Que carro pode ser considerado o primeiro monovolume? O Renault Espace que foi lançado em 1984? Não - antes disso, já havia veículos familiares espaçosos que se conduziam como carros normais. O lendário Volkswagen Type 2 de 1950 que os hippies adoravam? Embora fosse teoricamente um pequeno autocarro, foi concebido com base no Carocha, pelo que cumpre os critérios de um monovolume. Mas também não pode ser considerado o primeiro. A história dos monovolumes modernos começou em 1932, mas poucos se lembram do seu início.
O homem por detrás desta história foi William Bushnell Stout. Era mais conhecido como designer de aviões, mas destacou-se por um projeto que estava à frente do seu tempo na história automóvel - o Stout Scarab.

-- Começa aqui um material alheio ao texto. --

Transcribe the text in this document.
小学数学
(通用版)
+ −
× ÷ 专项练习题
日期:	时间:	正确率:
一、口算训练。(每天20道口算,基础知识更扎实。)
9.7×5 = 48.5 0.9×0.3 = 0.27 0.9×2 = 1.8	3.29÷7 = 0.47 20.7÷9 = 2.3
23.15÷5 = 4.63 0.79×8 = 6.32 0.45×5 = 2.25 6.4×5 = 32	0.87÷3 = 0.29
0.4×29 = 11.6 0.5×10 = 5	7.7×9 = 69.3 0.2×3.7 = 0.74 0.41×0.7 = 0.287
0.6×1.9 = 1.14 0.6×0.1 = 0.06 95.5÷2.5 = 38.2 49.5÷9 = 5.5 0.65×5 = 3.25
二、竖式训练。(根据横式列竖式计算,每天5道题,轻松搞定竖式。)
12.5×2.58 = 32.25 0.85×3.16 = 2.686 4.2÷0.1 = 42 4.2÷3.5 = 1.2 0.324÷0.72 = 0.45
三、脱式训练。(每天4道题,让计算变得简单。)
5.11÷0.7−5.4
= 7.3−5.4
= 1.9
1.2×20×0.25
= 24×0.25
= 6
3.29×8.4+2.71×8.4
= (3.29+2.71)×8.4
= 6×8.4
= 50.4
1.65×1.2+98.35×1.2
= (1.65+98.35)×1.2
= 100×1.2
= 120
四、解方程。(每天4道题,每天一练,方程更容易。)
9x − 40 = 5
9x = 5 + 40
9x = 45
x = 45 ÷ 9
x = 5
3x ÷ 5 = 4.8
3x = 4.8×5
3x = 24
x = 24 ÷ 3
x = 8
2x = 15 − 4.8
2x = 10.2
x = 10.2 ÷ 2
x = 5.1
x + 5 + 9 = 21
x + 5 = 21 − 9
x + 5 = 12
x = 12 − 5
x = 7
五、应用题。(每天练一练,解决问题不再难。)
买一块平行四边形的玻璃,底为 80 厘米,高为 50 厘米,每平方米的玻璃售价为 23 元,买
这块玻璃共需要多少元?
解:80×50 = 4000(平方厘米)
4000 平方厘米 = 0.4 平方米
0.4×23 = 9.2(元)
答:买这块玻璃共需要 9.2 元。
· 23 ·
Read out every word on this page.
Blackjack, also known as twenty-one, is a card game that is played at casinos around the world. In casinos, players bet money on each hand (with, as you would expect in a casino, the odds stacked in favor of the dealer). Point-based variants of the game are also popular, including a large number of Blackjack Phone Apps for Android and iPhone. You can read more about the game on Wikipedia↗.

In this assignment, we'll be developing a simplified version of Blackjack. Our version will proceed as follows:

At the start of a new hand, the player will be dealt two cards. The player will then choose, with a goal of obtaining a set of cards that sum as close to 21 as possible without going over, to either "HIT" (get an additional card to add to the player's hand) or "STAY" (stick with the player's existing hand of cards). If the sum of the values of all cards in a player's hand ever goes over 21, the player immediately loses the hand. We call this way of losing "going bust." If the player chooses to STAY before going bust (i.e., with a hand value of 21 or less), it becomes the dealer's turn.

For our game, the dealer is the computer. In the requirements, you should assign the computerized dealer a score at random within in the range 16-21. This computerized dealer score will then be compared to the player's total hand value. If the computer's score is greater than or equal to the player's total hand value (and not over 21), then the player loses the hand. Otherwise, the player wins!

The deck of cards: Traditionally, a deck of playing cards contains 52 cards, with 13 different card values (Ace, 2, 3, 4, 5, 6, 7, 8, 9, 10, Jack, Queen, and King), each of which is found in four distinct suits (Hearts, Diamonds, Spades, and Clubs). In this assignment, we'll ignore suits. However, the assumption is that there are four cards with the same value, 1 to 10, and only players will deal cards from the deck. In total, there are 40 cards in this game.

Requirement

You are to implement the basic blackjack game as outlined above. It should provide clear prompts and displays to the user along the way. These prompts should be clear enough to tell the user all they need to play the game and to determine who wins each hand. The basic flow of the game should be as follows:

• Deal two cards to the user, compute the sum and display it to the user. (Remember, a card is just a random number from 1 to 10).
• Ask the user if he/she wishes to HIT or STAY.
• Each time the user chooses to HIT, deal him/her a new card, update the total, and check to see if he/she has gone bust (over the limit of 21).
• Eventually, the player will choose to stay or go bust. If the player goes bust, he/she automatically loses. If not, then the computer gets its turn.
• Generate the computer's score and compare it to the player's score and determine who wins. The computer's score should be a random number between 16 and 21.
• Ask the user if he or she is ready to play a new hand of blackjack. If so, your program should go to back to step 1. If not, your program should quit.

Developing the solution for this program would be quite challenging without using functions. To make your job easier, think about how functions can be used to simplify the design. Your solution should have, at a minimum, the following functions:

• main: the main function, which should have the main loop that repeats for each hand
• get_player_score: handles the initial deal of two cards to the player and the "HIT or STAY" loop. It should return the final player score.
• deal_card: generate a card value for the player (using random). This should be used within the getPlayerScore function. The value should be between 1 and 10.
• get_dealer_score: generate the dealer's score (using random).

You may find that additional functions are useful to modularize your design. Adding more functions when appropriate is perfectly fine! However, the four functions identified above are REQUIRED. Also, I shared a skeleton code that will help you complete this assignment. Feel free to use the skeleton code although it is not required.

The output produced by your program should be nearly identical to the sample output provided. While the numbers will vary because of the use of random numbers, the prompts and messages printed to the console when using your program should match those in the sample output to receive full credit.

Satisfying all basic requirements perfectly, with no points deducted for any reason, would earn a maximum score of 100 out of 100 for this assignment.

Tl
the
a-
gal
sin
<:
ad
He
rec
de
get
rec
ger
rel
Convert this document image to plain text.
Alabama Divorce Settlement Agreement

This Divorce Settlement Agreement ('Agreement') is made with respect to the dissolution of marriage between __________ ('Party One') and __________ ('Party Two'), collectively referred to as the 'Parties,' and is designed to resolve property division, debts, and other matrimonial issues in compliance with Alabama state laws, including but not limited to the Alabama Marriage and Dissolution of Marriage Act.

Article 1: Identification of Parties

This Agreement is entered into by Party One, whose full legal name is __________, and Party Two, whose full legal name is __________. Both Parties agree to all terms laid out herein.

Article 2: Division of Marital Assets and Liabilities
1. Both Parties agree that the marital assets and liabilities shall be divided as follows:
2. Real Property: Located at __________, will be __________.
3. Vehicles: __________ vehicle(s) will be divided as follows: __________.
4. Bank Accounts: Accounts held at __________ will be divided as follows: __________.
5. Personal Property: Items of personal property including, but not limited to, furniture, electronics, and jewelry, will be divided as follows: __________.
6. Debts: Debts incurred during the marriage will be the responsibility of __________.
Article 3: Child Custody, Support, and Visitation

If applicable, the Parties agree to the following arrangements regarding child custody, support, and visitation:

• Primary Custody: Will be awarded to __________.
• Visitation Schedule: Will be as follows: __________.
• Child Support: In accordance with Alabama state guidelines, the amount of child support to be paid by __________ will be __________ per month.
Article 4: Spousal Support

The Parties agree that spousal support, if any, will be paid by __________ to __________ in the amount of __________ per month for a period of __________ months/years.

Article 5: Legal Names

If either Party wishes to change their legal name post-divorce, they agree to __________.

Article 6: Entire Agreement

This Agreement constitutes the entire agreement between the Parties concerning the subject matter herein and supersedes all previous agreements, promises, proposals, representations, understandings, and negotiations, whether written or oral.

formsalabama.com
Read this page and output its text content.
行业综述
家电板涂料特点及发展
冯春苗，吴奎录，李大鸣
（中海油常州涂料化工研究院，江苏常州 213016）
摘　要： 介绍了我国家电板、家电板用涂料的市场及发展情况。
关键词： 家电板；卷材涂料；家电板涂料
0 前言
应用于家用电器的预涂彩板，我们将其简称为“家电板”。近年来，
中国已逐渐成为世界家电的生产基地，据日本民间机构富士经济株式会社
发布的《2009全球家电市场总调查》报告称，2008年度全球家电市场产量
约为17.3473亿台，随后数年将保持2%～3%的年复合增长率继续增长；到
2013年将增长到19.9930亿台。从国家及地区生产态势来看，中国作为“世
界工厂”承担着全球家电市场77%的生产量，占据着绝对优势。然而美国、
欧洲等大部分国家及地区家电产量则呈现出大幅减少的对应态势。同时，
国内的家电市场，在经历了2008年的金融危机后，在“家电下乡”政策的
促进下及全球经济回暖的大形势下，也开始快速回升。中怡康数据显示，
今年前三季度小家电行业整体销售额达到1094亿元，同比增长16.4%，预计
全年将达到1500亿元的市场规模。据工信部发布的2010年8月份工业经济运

Na década de 1930, o automóvel era ainda uma coisa relativamente nova, e cada um deles era cozinhado de acordo com uma receita básica simples: primeiro, pega-se numa estrutura de automóvel, depois montam-se molas de lâminas por baixo nos quatro cantos e depois adicionam-se rodas grandes. Depois, pegamos em dois compartimentos de tamanhos diferentes e colocamo-los no quadro. Coloca-se um motor e uma caixa de velocidades num compartimento - o da frente - e acrescenta-se um veio de transmissão que conduz às rodas traseiras. Em seguida, o segundo compartimento é equipado com dois bancos e um banco maior para os passageiros.
Stout foi um dos primeiros a compreender que estes automóveis angulosos com narizes compridos eram um desperdício de espaço e decidiu conceber um veículo confortável à sua maneira. Na altura, não estava a pensar em famílias numerosas e não tinha intenção de criar um monovolume barato. A sua ideia original era criar um luxuoso escritório sobre rodas, onde homens brancos respeitáveis, com fatos às riscas e cartolas, se pudessem esticar num sofá e discutir assuntos sérios enquanto fumavam charutos e bebiam uísque. Enquanto conduziam. Numa estrada esburacada.
Um protótipo dirigível do veículo de forma invulgar chegou às estradas em 1932. A carroçaria de alumínio de construção unitária era tão arredondada que se assemelhava a um escaravelho. Foi precisamente daí que lhe veio o nome. No entanto, não foi o estilo invulgar para a época que tornou o carro único - foram as soluções técnicas.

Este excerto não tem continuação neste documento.